Venturing alone into the wilderness, and leaving The Strokes behind him, for now, Albert Hammond, Jr has returned with his new single ‘Rude Customer’.
It’s been a bit of a crazy year for the fuzzy-haired guitarist. After opening up about his drug addictions, in which he told The Rolling Stone’s Patrick Doyle he spent ‘“a grand or two” on drugs every weekend, Hammond, Jr is keen to let his music do the talking. And talk it does, albeit to the solemn whimsicalness and tippy-tappy beats that Hammond, Jr is accustomed to. With his own touches of fiddly-guitar and lyrical authorship, The Strokes guitarist is still forging his own path following the release of his debut 2006 album ‘Yours to Keep’, and the 2008 follow up ‘¿Cómo Te Llama?’.
There’s no doubting Albert Hammond, Jr’s rock pedigree as both a performer and an artist. With The Strokes, he’s headlined all over the world. In the studio, he’s contributed to some of the finest indie records of the 21st Century. As a solo artists however, Hammond, Jr has had fluctuating commercial success in the charts, with his previous two album releases only peaking at 74 and 183 in the UK.
Creatively though, Hammond, Jr stands out as one of musics underrated virtuosos, and he underlines this notion in his new single ‘Rude Customer’. Comprising a high tempo plethora of indie hooks and punchy percussion, ‘Rude Customer’ oozes class.

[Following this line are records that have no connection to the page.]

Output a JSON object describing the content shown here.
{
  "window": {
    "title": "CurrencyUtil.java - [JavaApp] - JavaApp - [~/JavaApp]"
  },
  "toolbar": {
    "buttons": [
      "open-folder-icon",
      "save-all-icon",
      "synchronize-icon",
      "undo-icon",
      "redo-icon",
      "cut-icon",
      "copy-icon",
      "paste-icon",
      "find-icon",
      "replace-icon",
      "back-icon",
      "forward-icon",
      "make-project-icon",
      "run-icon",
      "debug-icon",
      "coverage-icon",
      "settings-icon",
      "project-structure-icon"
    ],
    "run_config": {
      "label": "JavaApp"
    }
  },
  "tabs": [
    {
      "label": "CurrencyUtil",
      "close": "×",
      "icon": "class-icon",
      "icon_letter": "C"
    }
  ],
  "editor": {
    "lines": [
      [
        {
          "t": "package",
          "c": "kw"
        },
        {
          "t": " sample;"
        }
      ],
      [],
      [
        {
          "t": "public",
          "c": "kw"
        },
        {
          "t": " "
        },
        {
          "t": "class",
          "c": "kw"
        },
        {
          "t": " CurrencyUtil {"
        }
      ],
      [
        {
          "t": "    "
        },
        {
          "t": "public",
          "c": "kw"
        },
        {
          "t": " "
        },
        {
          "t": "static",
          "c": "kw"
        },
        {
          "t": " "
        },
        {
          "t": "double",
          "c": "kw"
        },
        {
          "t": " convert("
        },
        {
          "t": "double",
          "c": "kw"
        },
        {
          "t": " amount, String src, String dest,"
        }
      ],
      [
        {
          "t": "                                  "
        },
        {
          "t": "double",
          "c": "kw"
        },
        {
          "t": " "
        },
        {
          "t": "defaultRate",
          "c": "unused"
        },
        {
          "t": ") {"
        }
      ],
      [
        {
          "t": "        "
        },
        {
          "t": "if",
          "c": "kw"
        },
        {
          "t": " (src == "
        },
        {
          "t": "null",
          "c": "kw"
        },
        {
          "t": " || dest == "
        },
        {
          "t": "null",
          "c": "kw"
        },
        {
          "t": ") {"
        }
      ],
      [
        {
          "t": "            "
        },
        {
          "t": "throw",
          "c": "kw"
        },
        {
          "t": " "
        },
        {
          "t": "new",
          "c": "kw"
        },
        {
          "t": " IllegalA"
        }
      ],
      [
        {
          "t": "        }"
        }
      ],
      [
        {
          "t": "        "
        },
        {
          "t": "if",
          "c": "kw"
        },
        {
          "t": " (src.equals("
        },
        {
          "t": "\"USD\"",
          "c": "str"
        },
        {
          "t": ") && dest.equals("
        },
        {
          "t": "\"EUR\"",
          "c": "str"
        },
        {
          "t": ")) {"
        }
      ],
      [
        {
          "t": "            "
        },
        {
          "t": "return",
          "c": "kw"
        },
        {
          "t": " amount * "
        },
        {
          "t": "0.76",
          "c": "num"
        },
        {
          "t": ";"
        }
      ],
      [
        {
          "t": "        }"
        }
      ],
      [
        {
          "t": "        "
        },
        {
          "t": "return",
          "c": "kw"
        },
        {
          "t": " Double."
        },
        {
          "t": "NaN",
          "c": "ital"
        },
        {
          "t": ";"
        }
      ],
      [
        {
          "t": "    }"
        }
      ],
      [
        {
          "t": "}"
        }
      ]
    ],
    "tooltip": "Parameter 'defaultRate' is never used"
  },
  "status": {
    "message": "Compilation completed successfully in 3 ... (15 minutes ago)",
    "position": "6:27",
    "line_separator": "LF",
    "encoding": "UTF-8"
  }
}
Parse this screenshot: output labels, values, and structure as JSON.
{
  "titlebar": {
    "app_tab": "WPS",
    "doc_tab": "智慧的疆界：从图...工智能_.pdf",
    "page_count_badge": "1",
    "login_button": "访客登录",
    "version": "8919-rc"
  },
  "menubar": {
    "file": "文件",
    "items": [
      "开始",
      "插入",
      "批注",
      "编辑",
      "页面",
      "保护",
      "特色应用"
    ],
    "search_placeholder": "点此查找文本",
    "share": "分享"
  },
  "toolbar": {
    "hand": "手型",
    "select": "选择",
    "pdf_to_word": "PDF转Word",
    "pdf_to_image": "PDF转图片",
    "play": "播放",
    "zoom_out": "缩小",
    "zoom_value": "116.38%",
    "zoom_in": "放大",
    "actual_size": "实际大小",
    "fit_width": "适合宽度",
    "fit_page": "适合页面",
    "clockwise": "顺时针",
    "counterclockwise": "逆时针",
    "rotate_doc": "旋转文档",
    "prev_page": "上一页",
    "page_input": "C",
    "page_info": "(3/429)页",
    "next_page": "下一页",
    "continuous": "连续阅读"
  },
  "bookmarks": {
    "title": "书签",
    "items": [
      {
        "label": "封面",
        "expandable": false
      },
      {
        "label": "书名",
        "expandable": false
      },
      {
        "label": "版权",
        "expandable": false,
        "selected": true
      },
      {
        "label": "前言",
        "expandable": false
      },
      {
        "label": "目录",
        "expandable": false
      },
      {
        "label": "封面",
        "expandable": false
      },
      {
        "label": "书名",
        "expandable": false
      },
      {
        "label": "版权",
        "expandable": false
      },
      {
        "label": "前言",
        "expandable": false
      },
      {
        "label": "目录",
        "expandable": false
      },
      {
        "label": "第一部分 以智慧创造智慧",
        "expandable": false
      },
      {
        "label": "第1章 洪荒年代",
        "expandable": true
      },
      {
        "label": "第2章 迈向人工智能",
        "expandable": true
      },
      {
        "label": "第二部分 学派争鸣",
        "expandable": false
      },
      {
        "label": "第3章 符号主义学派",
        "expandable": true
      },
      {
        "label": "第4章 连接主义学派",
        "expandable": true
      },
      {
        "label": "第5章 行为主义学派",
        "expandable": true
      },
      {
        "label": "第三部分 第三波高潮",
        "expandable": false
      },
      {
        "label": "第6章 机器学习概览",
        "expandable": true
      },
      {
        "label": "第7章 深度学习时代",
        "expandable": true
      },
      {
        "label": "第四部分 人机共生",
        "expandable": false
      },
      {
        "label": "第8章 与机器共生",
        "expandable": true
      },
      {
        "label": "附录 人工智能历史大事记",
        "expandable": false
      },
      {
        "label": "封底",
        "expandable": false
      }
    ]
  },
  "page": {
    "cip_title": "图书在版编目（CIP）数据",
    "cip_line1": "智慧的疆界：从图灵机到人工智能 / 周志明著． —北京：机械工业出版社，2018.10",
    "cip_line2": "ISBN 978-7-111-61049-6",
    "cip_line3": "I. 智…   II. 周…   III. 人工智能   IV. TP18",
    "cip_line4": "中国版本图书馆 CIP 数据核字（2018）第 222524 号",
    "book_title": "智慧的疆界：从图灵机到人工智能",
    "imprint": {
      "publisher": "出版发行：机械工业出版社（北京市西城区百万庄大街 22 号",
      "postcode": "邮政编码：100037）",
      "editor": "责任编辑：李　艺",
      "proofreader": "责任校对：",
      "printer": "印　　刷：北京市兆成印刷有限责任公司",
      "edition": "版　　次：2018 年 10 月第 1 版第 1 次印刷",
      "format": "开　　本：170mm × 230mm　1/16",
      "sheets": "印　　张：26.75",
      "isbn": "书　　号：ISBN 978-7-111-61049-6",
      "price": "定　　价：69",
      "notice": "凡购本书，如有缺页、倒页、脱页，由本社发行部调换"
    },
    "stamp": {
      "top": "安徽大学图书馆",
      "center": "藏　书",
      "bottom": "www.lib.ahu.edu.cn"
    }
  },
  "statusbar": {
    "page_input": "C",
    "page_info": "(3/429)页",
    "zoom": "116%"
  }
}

Taken from the forthcoming self-initialed EP, ‘AHJ’, ‘Rude Customer’ gives a good impression of what breathes within the new EP.
“You ask for the bill / he brings you the change / you ask him to go but you just don’t know his name” bemoans Hammond, Jr as the track opens from the edgy drums and guitar combo and into the vocals. As expected, the track provides all the tight indie rock sequences and formulas that Hammond, Jr has build his career on. Vocally, however, there are phases that are still left to be desired. Understandably, as a guitarist, AHJ is not, by trade, a singer. Although he carries a tune with his own style, comparisons with The Strokes will be rife with fans.
In fact, the AHJ’s solo style, arguably, is all too prescriptive of his work with The Strokes. ‘Rude Customer’ wouldn’t sound out of place on albums like ‘Room on Fire’ or ‘First Impressions of Earth’. And that’s the problem. Despite the quality of the track, the lack of distinction from his parent band hinders the overall impression of his solo work. From an artist who has so much in his locker to draw from, I can’t help but feel a little disappointed with the single.
The guitars are structured, the percussion is broad and the bass lines are smooth. But, in the end, one must question why Hammond, Jr hasn’t submerged his song-writing into the deeper and darker segments of his year. I wanted to hear the tales of drug abuse, the highs of being on top and the lows of being rock bottom.
Instead, we’re left with another song reminding us of what we miss from 2001.